Improving Developer Productivity at Disney with Serverless and Open Source

November 9, 2022 By Mark Otto 0

Disney connected devices

Disney+ is the dedicated streaming home for movies and shows from Disney, Pixar, Marvel, Star Wars, and National Geographic, as well as the new general entertainment content brand in select international markets, Star. Disney+ is available as both a standalone service, or as part of The Disney Bundle, which gives subscribers access to Disney+, Hulu, and ESPN+.

Software teams at Disney Streaming provide the best-in-class customer experience possible to their users. Regardless of the platform they’re using, customer expectations are high. Users expect streaming to be quick and smooth, profiles to be synchronized between devices, and notifications to be correct and timely. There is a real need to quickly adapt to new customer and business demands.

The Messaging team at Disney Streaming is responsible for engaging our customers through messaging such as email or push notifications. We send millions of messages to our customers for a variety of use cases including password recovery, account changes and purchase confirmations.
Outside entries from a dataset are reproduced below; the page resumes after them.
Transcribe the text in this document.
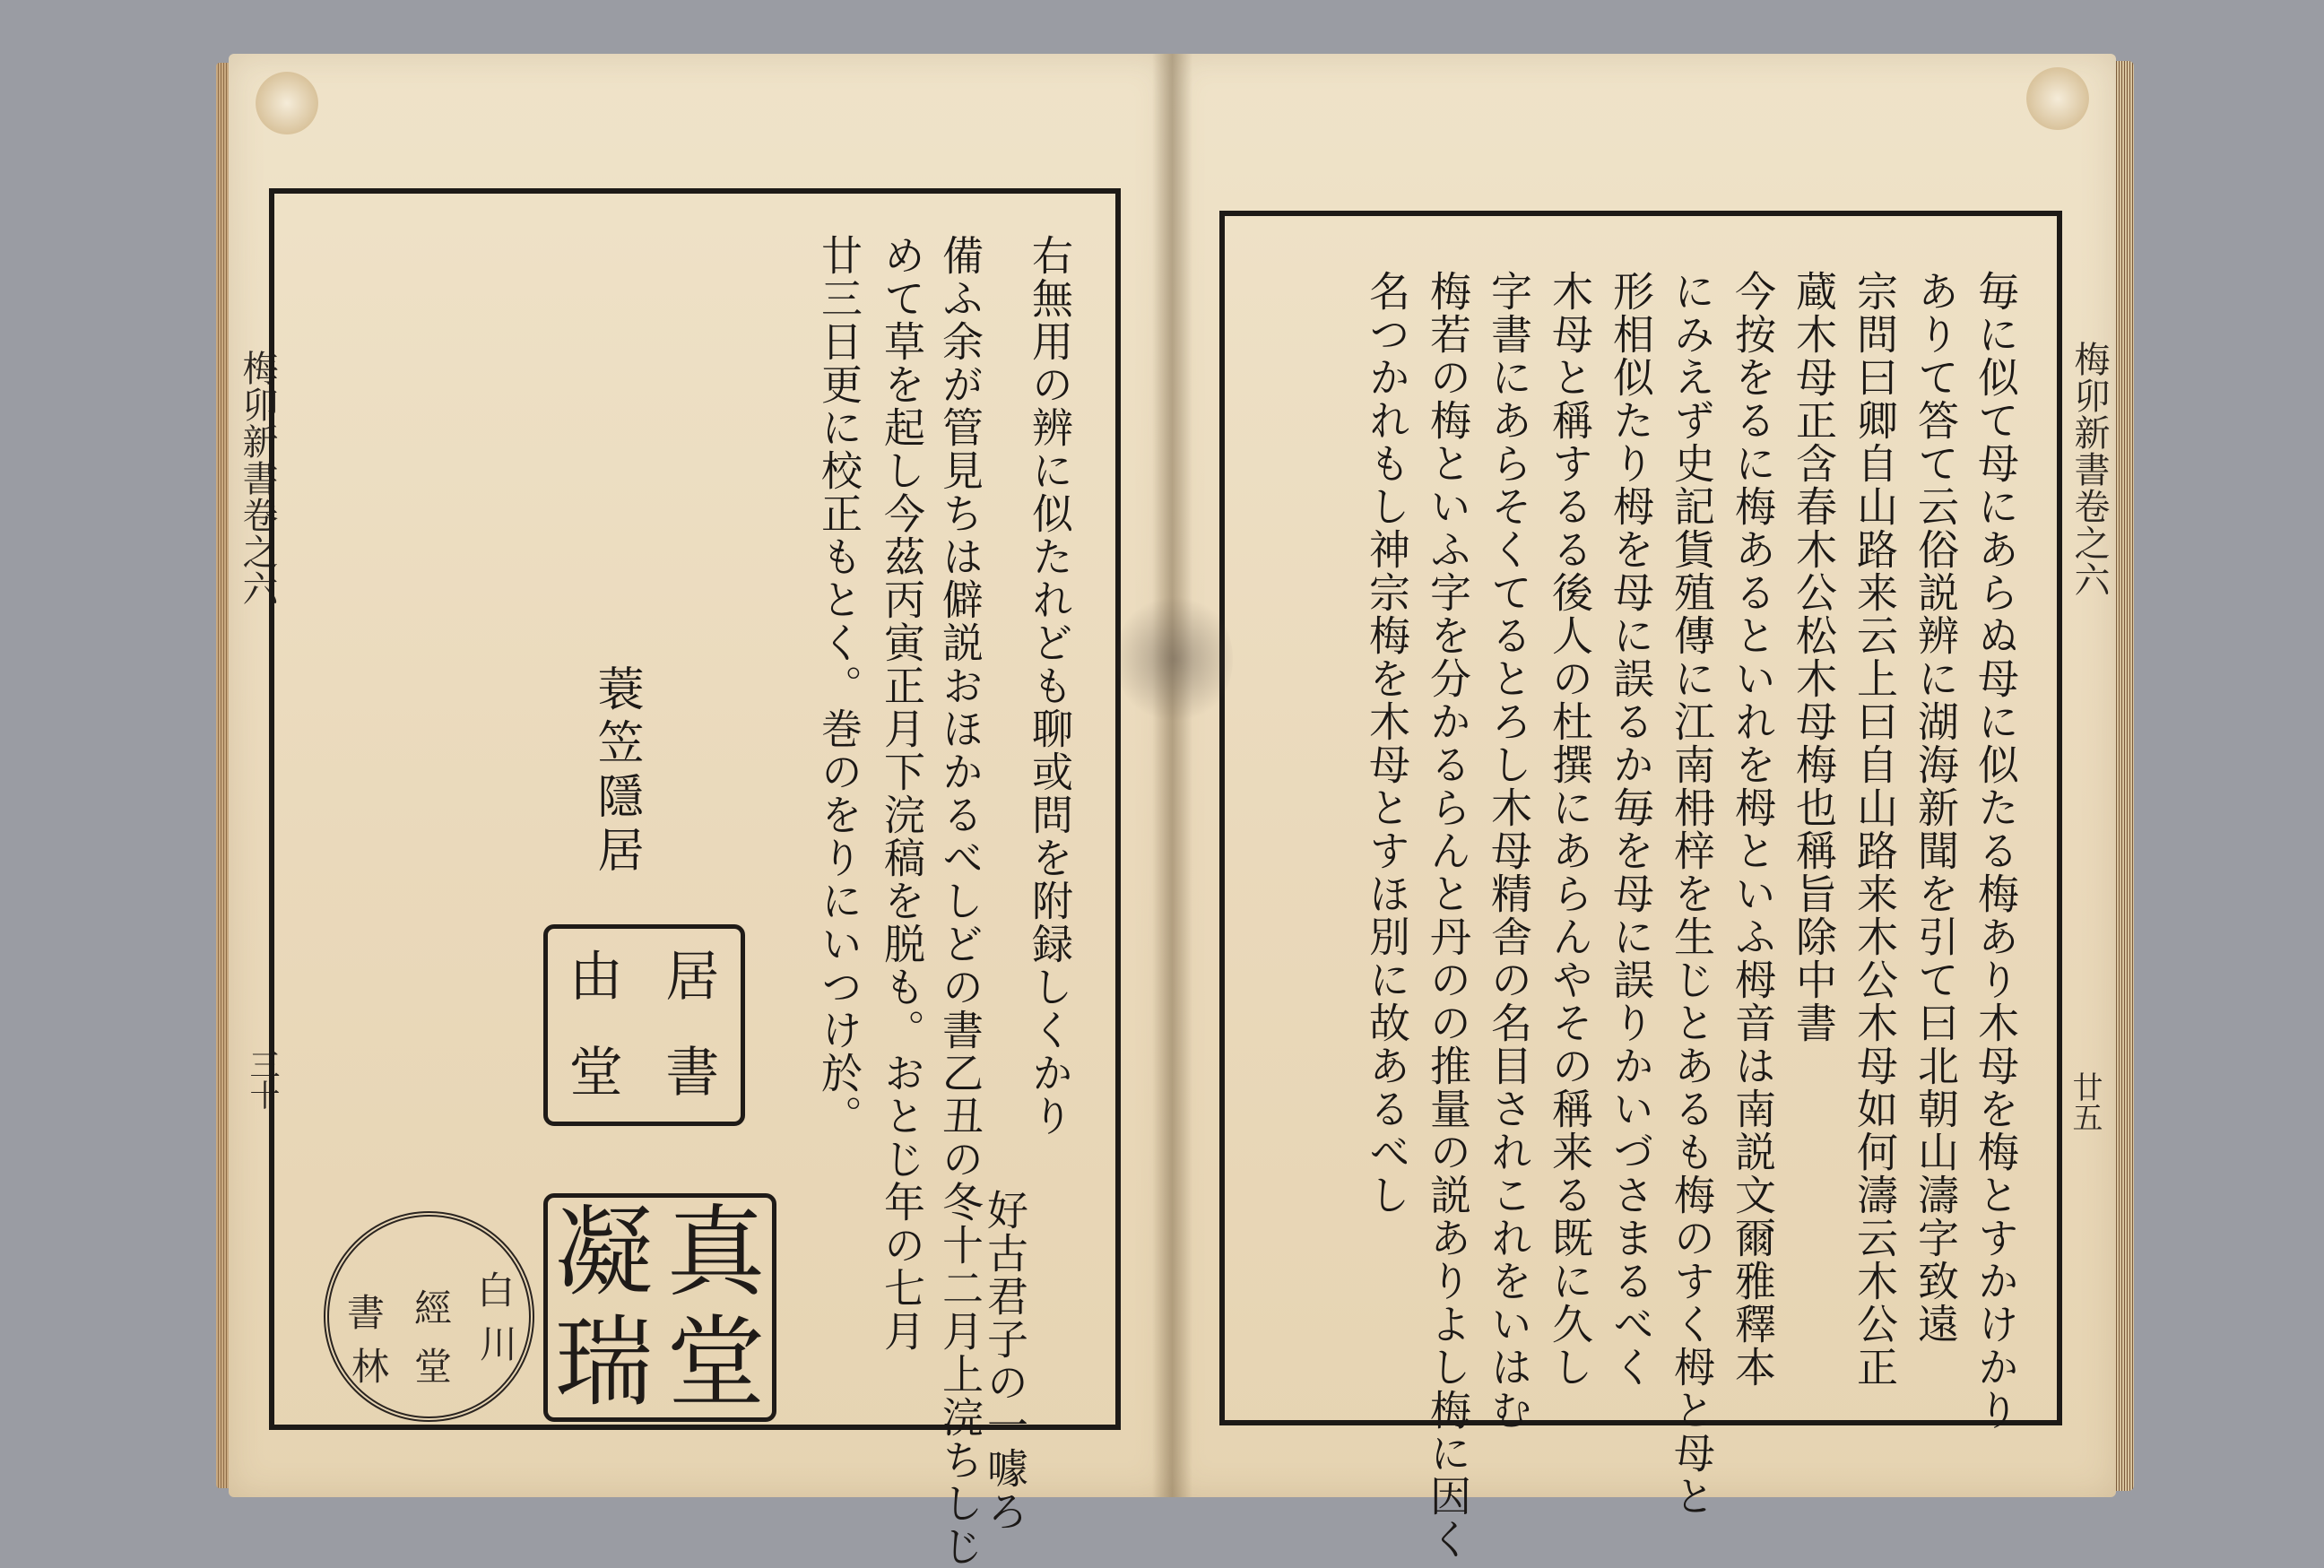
梅卯新書卷之六
三十	右無用の辨に似たれども聊或問を附録しくかり
好古君子の一噱ろ
備ふ余が管見ちは僻説おほかるべしどの書乙丑の冬十二月上浣ちしじ
めて草を起し今茲丙寅正月下浣稿を脱も。おとじ年の七月
廿三日更に校正もとく。巻のをりにいつけ於。
蓑笠隱居
由 居
堂 書
凝 真
瑞 堂
白
川
書
林
經
堂
梅卯新書卷之六
廿五
毎に似て母にあらぬ母に似たる梅あり木母を梅とすかけかり
ありて答て云俗説辨に湖海新聞を引て曰北朝山濤字致遠
宗問曰卿自山路来云上曰自山路来木公木母如何濤云木公正
蔵木母正含春木公松木母梅也稱旨除中書
今按をるに梅あるといれを栂といふ栂音は南説文爾雅釋本
にみえず史記貨殖傳に江南枏梓を生じとあるも梅のすく栂と母と
形相似たり栂を母に誤るか毎を母に誤りかいづさまるべく
木母と稱するる後人の杜撰にあらんやその稱来る既に久し
字書にあらそくてるとろし木母精舎の名目されこれをいはむ
梅若の梅といふ字を分かるらんと丹のの推量の説ありよし梅に因く
名つかれもし神宗梅を木母とすほ別に故あるべし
The messages go out across various Disney brands and over various channels including email and push notifications, leveraging a variety of technologies, a vast number of them serverless.

Lambda Performance with Java

We started our serverless journey with Node.js to write our Lambda functions since it is well supported by Lambda and cold starts were negligible. There was, however, greater expertise in Java and JVM languages, and the team was tasked with porting over existing functionality to Java. We chose Java knowing that there would be some challenges, especially cold starts.

We started out simply using AWS Lambda functions to handle asynchronous use cases, specifically to listen to events published through Amazon Kinesis. Kinesis is a serverless streaming platform allowing us to collect and process data in real-time. Various teams would publish events about changes on their systems on Kinesis. These could be billing events, purchase events, or account changes. By publishing events, downstream consumers, including the Messaging team, can analyze and react to events in real-time while loosely coupling systems. Our team is responsible for consuming events from Kinesis, analyzing them and triggering appropriate messaging to our customers, notifying them in real time.

While there are various ways to consume from a Kinesis stream, Lambda provides a featureful native integration with little operational overhead. The native integration with Lambda automatically scales based on the number of Kinesis shards, polls Kinesis shards for new records, and checkpoints successfully processed records.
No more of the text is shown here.